Les parties peuvent aménager contractuellement la responsabilité (Art. 1152 C. Civ.).

  • Clauses de non-responsabilité : Écartent l'obligation de réparer. Valables, mais inopposables en cas de faute dolosive ou lourde. Certaines lois les annulent (ex: transport).
  • Clauses limitatives de responsabilité : Fixent un plafond aux dommages-intérêts. Soumises au même régime que les précédentes.
  • Clauses pénales : Forfaitairement déterminent les dommages-intérêts dus en cas d'inexécution. Interdiction au juge de les réviser (Art. 1152 C. Civ., assouplie en droit français).

B. Sanctions Spécifiques aux Contrats Synallagmatiques

Justifiées par l'interdépendance des obligations.

1. L'Exception d'Inexécution (exceptio non adimpleti contractus)

Moyen de défense où un contractant refuse d'exécuter son obligation si l'autre ne fait pas la sienne.

  • Conditions : Obligations réciproques du même contrat, exigibles simultanément, exercice de bonne foi (inexécution significative).
  • Mise en œuvre : Se fait hors de tout recours au juge, sans mise en demeure préalable.
  • Effets : Suspension du contrat (moyen temporaire et défensif).

2. La Résolution du Contrat

a. Résolution pour Faute

Met fin au contrat en cas de manquement définitif aux obligations.

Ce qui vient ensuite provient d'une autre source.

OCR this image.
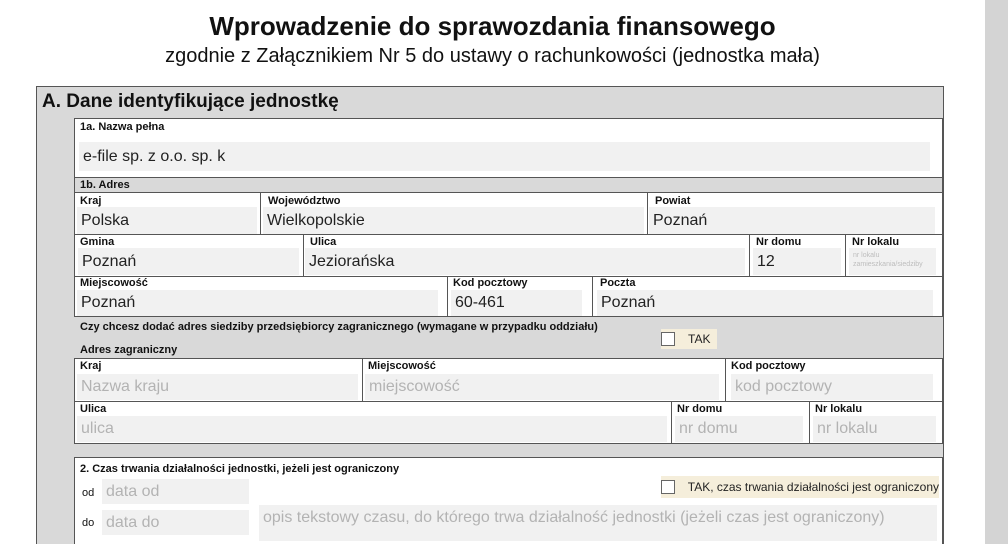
Wprowadzenie do sprawozdania finansowego
zgodnie z Załącznikiem Nr 5 do ustawy o rachunkowości (jednostka mała)
A. Dane identyfikujące jednostkę
1a. Nazwa pełna
e-file sp. z o.o. sp. k
1b. Adres
Kraj
Polska
Województwo
Wielkopolskie
Powiat
Poznań
Gmina
Poznań
Ulica
Jeziorańska
Nr domu
12
Nr lokalu
nr lokalu zamieszkania/siedziby
Miejscowość
Poznań
Kod pocztowy
60-461
Poczta
Poznań
Czy chcesz dodać adres siedziby przedsiębiorcy zagranicznego (wymagane w przypadku oddziału)
TAK
Adres zagraniczny
Kraj
Nazwa kraju
Miejscowość
miejscowość
Kod pocztowy
kod pocztowy
Ulica
ulica
Nr domu
nr domu
Nr lokalu
nr lokalu
2. Czas trwania działalności jednostki, jeżeli jest ograniczony
od data od
do data do
TAK, czas trwania działalności jest ograniczony
opis tekstowy czasu, do którego trwa działalność jednostki (jeżeli czas jest ograniczony)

i. Résolution Judiciaire (Art. 1184 C. Civ.)
  • Le créancier peut choisir entre exécution forcée ou résolution.
  • Conditions de fonds : Contrat synallagmatique, inexécution fautive imputable au débiteur (principale ou accessoire, totale ou partielle).
  • Conditions d'exercice : Doit être demandée en justice (sauf exception), le juge a un pouvoir souverain d'appréciation.
  • Effets :
    • Entre les parties : Anéantissement rétroactif du contrat (sauf contrats à exécution successive : résiliation non rétroactive).
    • À l'égard des tiers : Annule les droits consentis aux tiers, sauf tempéraments (actes d'administration, Art. 2279 C. Civ., publicité foncière).
ii. Résolution Conventionnelle

Prévue par les parties dans des clauses résolutoires (pactes commissoires) en cas d'inexécution. Valables si clairement rédigées et sauf limitation légale.

b. Résolution Fortuite (Théorie des Risques)

Impossibilité d'exécution due à un cas de force majeure.

  • Principe : Les risques pèsent sur le débiteur de l'obligation inexécutée. L'autre partie est dispensée de sa prestation.
    • Impossibilité totale : Contrat résolu.
    • Impossibilité partielle : Réduction des obligations.
  • Exception : Contrats translatifs de propriété (Art. 1138 C. Civ.). Les risques sont pour le créancier dès l'accord des volontés (la perte est pour le propriétaire), à moins que le débiteur ait été mis en demeure de livrer.